Residents of condemned blocks in Hammersmith and Fulham face early eviction

BY OWEN SHEPPARD
Local Democracy Reporter
yann@slpmedia.co.uk

Residents of two condemned Fulham tower blocks face early evictions as the local authority bids to clear it for demolition.

Several tenants faced possession orders in court last week, as Hammersmith and Fulham council continues to empty Hartopp Point and Lannoy Point.

The 1960s concrete towers, on the Aintree Estate, will be pulled down by December 2020 due to long-standing fire safety issues, and problems with mould and water leaks.

But the council has sought to quickly make the 14-storey blocks vacant since it confirmed the demolition plans in April.

One of the families learning their fate at Wandsworth County Court, the Mustakeems, protested that they had not been offered a decent alternative home.

Roshan Mustakeem, 61, who lives with her husband Inayatullah, 63, and daughter Farah, heard the council’s lawyer ask the district judge for powers to evict them from Hartopp Point — where they have lived for 18 years — from a time of the council’s choosing, and with 14 days’ notice.

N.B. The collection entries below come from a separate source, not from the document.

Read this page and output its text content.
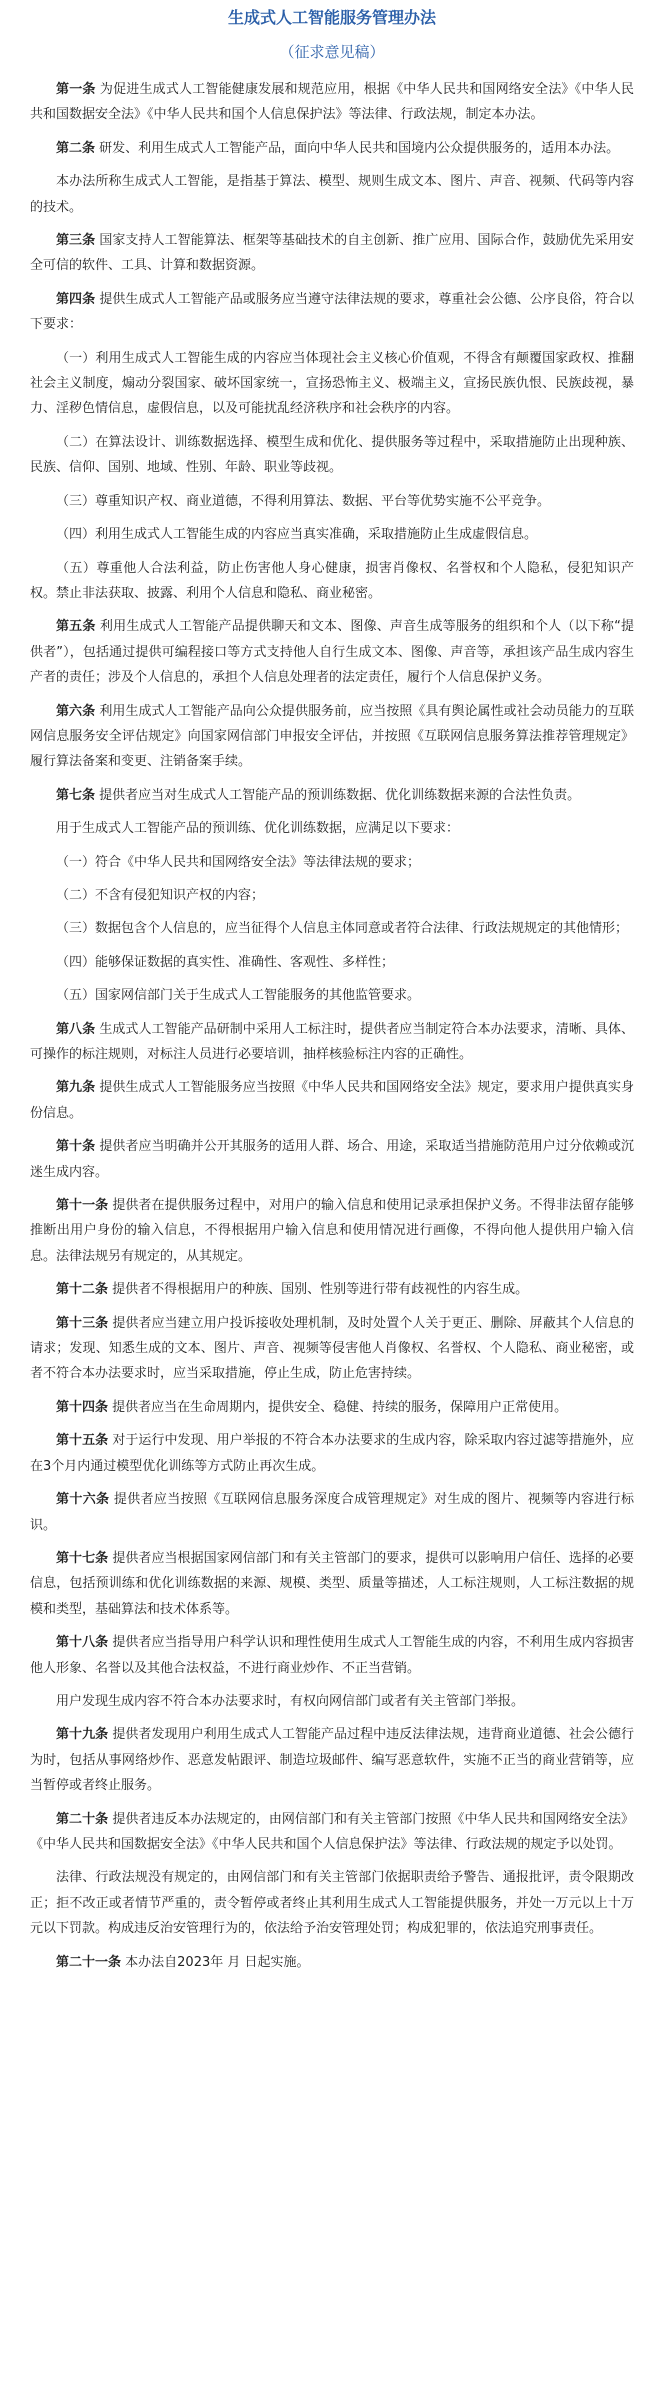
生成式人工智能服务管理办法
（征求意见稿）

第一条 为促进生成式人工智能健康发展和规范应用，根据《中华人民共和国网络安全法》《中华人民共和国数据安全法》《中华人民共和国个人信息保护法》等法律、行政法规，制定本办法。

第二条 研发、利用生成式人工智能产品，面向中华人民共和国境内公众提供服务的，适用本办法。

本办法所称生成式人工智能，是指基于算法、模型、规则生成文本、图片、声音、视频、代码等内容的技术。

第三条 国家支持人工智能算法、框架等基础技术的自主创新、推广应用、国际合作，鼓励优先采用安全可信的软件、工具、计算和数据资源。

第四条 提供生成式人工智能产品或服务应当遵守法律法规的要求，尊重社会公德、公序良俗，符合以下要求：

（一）利用生成式人工智能生成的内容应当体现社会主义核心价值观，不得含有颠覆国家政权、推翻社会主义制度，煽动分裂国家、破坏国家统一，宣扬恐怖主义、极端主义，宣扬民族仇恨、民族歧视，暴力、淫秽色情信息，虚假信息，以及可能扰乱经济秩序和社会秩序的内容。

（二）在算法设计、训练数据选择、模型生成和优化、提供服务等过程中，采取措施防止出现种族、民族、信仰、国别、地域、性别、年龄、职业等歧视。

（三）尊重知识产权、商业道德，不得利用算法、数据、平台等优势实施不公平竞争。

（四）利用生成式人工智能生成的内容应当真实准确，采取措施防止生成虚假信息。

（五）尊重他人合法利益，防止伤害他人身心健康，损害肖像权、名誉权和个人隐私，侵犯知识产权。禁止非法获取、披露、利用个人信息和隐私、商业秘密。

第五条 利用生成式人工智能产品提供聊天和文本、图像、声音生成等服务的组织和个人（以下称“提供者”），包括通过提供可编程接口等方式支持他人自行生成文本、图像、声音等，承担该产品生成内容生产者的责任；涉及个人信息的，承担个人信息处理者的法定责任，履行个人信息保护义务。

第六条 利用生成式人工智能产品向公众提供服务前，应当按照《具有舆论属性或社会动员能力的互联网信息服务安全评估规定》向国家网信部门申报安全评估，并按照《互联网信息服务算法推荐管理规定》履行算法备案和变更、注销备案手续。

第七条 提供者应当对生成式人工智能产品的预训练数据、优化训练数据来源的合法性负责。

用于生成式人工智能产品的预训练、优化训练数据，应满足以下要求：

（一）符合《中华人民共和国网络安全法》等法律法规的要求；

（二）不含有侵犯知识产权的内容；

（三）数据包含个人信息的，应当征得个人信息主体同意或者符合法律、行政法规规定的其他情形；

（四）能够保证数据的真实性、准确性、客观性、多样性；

（五）国家网信部门关于生成式人工智能服务的其他监管要求。

第八条 生成式人工智能产品研制中采用人工标注时，提供者应当制定符合本办法要求，清晰、具体、可操作的标注规则，对标注人员进行必要培训，抽样核验标注内容的正确性。

第九条 提供生成式人工智能服务应当按照《中华人民共和国网络安全法》规定，要求用户提供真实身份信息。

第十条 提供者应当明确并公开其服务的适用人群、场合、用途，采取适当措施防范用户过分依赖或沉迷生成内容。

第十一条 提供者在提供服务过程中，对用户的输入信息和使用记录承担保护义务。不得非法留存能够推断出用户身份的输入信息，不得根据用户输入信息和使用情况进行画像，不得向他人提供用户输入信息。法律法规另有规定的，从其规定。

第十二条 提供者不得根据用户的种族、国别、性别等进行带有歧视性的内容生成。

第十三条 提供者应当建立用户投诉接收处理机制，及时处置个人关于更正、删除、屏蔽其个人信息的请求；发现、知悉生成的文本、图片、声音、视频等侵害他人肖像权、名誉权、个人隐私、商业秘密，或者不符合本办法要求时，应当采取措施，停止生成，防止危害持续。

第十四条 提供者应当在生命周期内，提供安全、稳健、持续的服务，保障用户正常使用。

第十五条 对于运行中发现、用户举报的不符合本办法要求的生成内容，除采取内容过滤等措施外，应在3个月内通过模型优化训练等方式防止再次生成。

第十六条 提供者应当按照《互联网信息服务深度合成管理规定》对生成的图片、视频等内容进行标识。

第十七条 提供者应当根据国家网信部门和有关主管部门的要求，提供可以影响用户信任、选择的必要信息，包括预训练和优化训练数据的来源、规模、类型、质量等描述，人工标注规则，人工标注数据的规模和类型，基础算法和技术体系等。

第十八条 提供者应当指导用户科学认识和理性使用生成式人工智能生成的内容，不利用生成内容损害他人形象、名誉以及其他合法权益，不进行商业炒作、不正当营销。

用户发现生成内容不符合本办法要求时，有权向网信部门或者有关主管部门举报。

第十九条 提供者发现用户利用生成式人工智能产品过程中违反法律法规，违背商业道德、社会公德行为时，包括从事网络炒作、恶意发帖跟评、制造垃圾邮件、编写恶意软件，实施不正当的商业营销等，应当暂停或者终止服务。

第二十条 提供者违反本办法规定的，由网信部门和有关主管部门按照《中华人民共和国网络安全法》《中华人民共和国数据安全法》《中华人民共和国个人信息保护法》等法律、行政法规的规定予以处罚。

法律、行政法规没有规定的，由网信部门和有关主管部门依据职责给予警告、通报批评，责令限期改正；拒不改正或者情节严重的，责令暂停或者终止其利用生成式人工智能提供服务，并处一万元以上十万元以下罚款。构成违反治安管理行为的，依法给予治安管理处罚；构成犯罪的，依法追究刑事责任。

第二十一条 本办法自2023年 月 日起实施。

Farah, 23, told the court her family rejected a replacement flat offered to them in Sands End, because its bathroom and toilet were too small for her mother, who uses a walking stick.

Farah, a law graduate and charity worker, told the court: “My mother is disabled, recently had a full knee replacement, and is due another one. Moving is really difficult for her.

“We visited the flat and it was not nice. There was dog foul on the estate and there was graffiti in the bedrooms. Our furniture will not even fit in this flat.

“We do not want to live in a place that is not safe. “Our needs should be taken into consideration.”

She said the council should not be able to evict them until the Sands End property is “renovated” or another suitable flat is found.

Despite appearing to sympathise with the family, the judge granted the 14-day possession order to the council, telling the family they had legitimate concerns, but that there were “statutory protections in place” for the family, should the council apply the 14-day order without renovating the Sands End property or finding a decent home.

“If you’re not happy and you’re offered something you don’t want, you can apply to have the order suspended,” said the judge, adding: “You must not lose sight of the bigger picture. Yours is a property that is to come down.”

The Mustakeem family were one of eight households from Hartopp and Lannoy who faced possession orders in court last week. All the orders were granted by the judge, with 14 more cases due to be heard later this month. The majority of the 122 flats in total are already vacant.

A spokesman for Hammersmith and Fulham council said: “Structural surveys show these properties are unsafe, so we are working with residents and doing all we can to get them rehomed as quickly as possible, according to their needs.

“We know moving house can be stressful, but finding suitable alternative accommodation should not be a worry here – the council cannot, and will not, enforce a possession order until suitable accommodation has been provided.”